Manufacturers should review all government contracts for payment language to determine if there are any options for the manufacturer to be paid regardless of the shutdown, or for partial payments or expedited payments after the shutdown ends.
Public Entity
Funding for road construction or other maintenance performed by state and local governments has been interrupted as a result of the shutdown. If planned work can no longer be performed and roads and bridges become unsafe, these governments could find themselves at risk for litigation and other claims related to road accidents.
Real Estate
A prolonged shutdown could mean an extended period without federal oversight and processing of key real estate functions. Along with the broader economic effects of a lengthy shutdown, this could have a significant negative impact on the housing market and real estate industry. The US Department of Housing and Urban Development (HUD), which runs the Federal Housing Administration (FHA), furloughed most employees as a result of the shutdown. Although the agency was providing some services to the public, FHA loan approvals are likely to be slowed during the shutdown. Meanwhile, with many Internal Revenue Service employees furloughed, mortgage firms largely will be unable to verify borrowers' income via tax returns in the near term. By law, any mortgage loan approval is subject to the review by the mortgage lender of at least one year's worth of federal tax returns, which must be verified in writing by the IRS.
Lessons From The Shutdown
Although it is difficult to take steps now regarding the current government shutdown, it highlights the need for organizations to plan for a variety of risks, including the ripples from events that do not directly affect them. Although the shutdown on its own may not cause difficulty for a particular company, organizations need to plan for a cascade of risk events.
As is the case with natural catastrophe risks, most companies cannot entirely avoid the impacts of a government shutdown. Effective preparation, however, can help mitigate the damage to an organization and help protect its bottom line. Risk mitigation steps to take include:
- Establish thorough business resiliency plans as part of an enterprise/strategic risk management program that addresses government shutdowns. Such a plan should also consider issues related to employee benefits and layoffs arising from work shortages.
- Insulate the business from sole reliance on US government contracts.
- Perform supply chain management and vendor assessments on the impact to US and international vendors and suppliers.
- Review insurance policies for coverage and/or coverage gaps related to BI and other coverage. Also, carefully examine insurance policies to see if any form of remuneration exists. Discuss with your broker at the next renewal if it is possible to mitigate this risk.
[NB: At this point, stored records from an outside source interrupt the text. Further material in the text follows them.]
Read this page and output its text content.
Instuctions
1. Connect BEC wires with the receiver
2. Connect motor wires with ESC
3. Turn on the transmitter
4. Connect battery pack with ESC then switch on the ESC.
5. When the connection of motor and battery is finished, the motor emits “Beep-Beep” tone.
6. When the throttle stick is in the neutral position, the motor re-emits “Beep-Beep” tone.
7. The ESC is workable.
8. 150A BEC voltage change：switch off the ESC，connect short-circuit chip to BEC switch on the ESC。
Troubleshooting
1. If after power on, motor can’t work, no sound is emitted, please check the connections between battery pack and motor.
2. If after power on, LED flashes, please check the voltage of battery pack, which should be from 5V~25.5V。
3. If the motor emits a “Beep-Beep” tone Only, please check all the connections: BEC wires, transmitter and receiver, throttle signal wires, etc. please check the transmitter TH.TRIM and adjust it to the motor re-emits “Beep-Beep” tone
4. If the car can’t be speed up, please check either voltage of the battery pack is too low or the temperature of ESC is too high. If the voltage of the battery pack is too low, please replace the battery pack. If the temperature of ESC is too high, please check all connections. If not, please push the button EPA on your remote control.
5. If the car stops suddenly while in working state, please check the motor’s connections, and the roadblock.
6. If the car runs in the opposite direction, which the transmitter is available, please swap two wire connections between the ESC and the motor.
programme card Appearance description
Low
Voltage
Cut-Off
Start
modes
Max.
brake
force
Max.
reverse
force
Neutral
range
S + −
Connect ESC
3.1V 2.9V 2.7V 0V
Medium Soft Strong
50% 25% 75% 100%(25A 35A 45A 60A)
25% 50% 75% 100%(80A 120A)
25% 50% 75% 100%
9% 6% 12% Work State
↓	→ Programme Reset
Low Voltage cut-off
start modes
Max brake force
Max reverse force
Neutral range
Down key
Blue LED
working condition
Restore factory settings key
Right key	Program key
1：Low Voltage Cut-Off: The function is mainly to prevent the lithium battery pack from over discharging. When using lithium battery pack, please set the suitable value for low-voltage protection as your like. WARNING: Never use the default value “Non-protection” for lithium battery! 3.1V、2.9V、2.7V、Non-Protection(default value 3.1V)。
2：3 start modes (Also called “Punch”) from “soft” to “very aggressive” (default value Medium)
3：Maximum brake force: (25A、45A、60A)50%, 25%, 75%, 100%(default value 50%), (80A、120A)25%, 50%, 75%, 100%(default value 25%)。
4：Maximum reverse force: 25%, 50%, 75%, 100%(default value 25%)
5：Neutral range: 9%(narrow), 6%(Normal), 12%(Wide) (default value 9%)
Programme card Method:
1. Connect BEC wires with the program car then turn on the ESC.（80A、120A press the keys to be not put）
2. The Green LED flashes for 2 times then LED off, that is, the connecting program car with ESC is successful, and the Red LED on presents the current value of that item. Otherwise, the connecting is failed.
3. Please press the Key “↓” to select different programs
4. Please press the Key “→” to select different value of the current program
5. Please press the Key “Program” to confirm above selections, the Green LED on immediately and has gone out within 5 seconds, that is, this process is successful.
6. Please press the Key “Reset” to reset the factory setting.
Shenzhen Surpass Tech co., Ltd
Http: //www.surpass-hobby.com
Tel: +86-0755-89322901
- Review human resource policies on furloughs and layoffs. Be prepared to have these discussions with workers about the company's plans and how it can help them during the period. Being proactive can help avoid the potential for fraudulent claims such as workers' compensation claims that typically arise out of mass layoffs as seen during recession periods.
- Consider the impact of political risks overseas.
Damage from the government shutdown should be limited so long as it does not stretch out for long. But with a potential debt ceiling crisis on the horizon, the outlook is by no means clear; companies should be checking their preparedness and contingency plans.